I have some doubts about most of the promises made by TOGAF:
- "assign access of data to specific applications": in most cases, the data access is driven by needs identified by the business analysts. The matrix may facilitate the job of new analysts by providing an inventory of what is managed where.
- "understand the degree of data duplication": in my experience this matrix is often misleading in regard of this promise. Very often, different systems manage the same data but with different level of details (e.g. product may bear different info for a marketing application than for a production managing system) because they address a different reality. Sometimes application even use different entity names (see bounded context in the DDD terminology) so that the overlap is missed (e.g. prospect vs. customer or vendor vs. contractor). Sometimes unrelated entities have the same name (e.g. task in a project management system, task in a production planning system, and task in an administrative to-do app)... No data architecture is not easy ;-)
- "Determine whether any of the applications are missing and as a result need to be created": I never ever have seen any application created as result of such matrix.

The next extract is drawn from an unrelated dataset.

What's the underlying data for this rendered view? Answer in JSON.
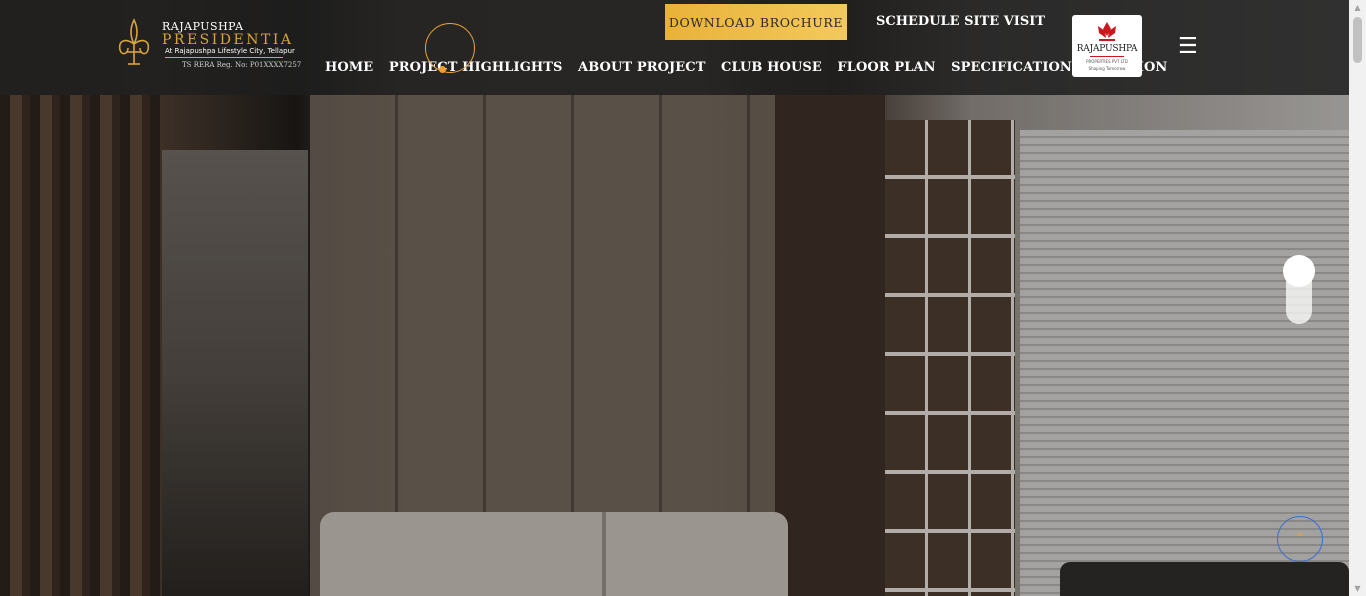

Honestly: if an entity is updated and never created, or the contrary, it's missing feature in one of the application: wouldn't the users have reported this issue during the development, long before the matrix is created or updated ?
But on the positive side, the matrix is very useful and worth to be undertaken:
- the matrix may help specific enterprise projects, such as enterprise master data manangement i
- the matrix may also significantly ease impact assessment of changes or evolutions, by showing all the other applications (and therewith interfaces) that deal with the same data and might need adjustment.
- "Support the gap analysis": indeed, the inventory of all the available entities help to analyse gaps when new applications are introduced (i.e.missing interfaces?), or when one or more applications are replaced.
- "understand where the same data is updated": the matrix certainly facilitates this task. However, this assumes that the overlaps and the naming conflicts are well understood (see previous item).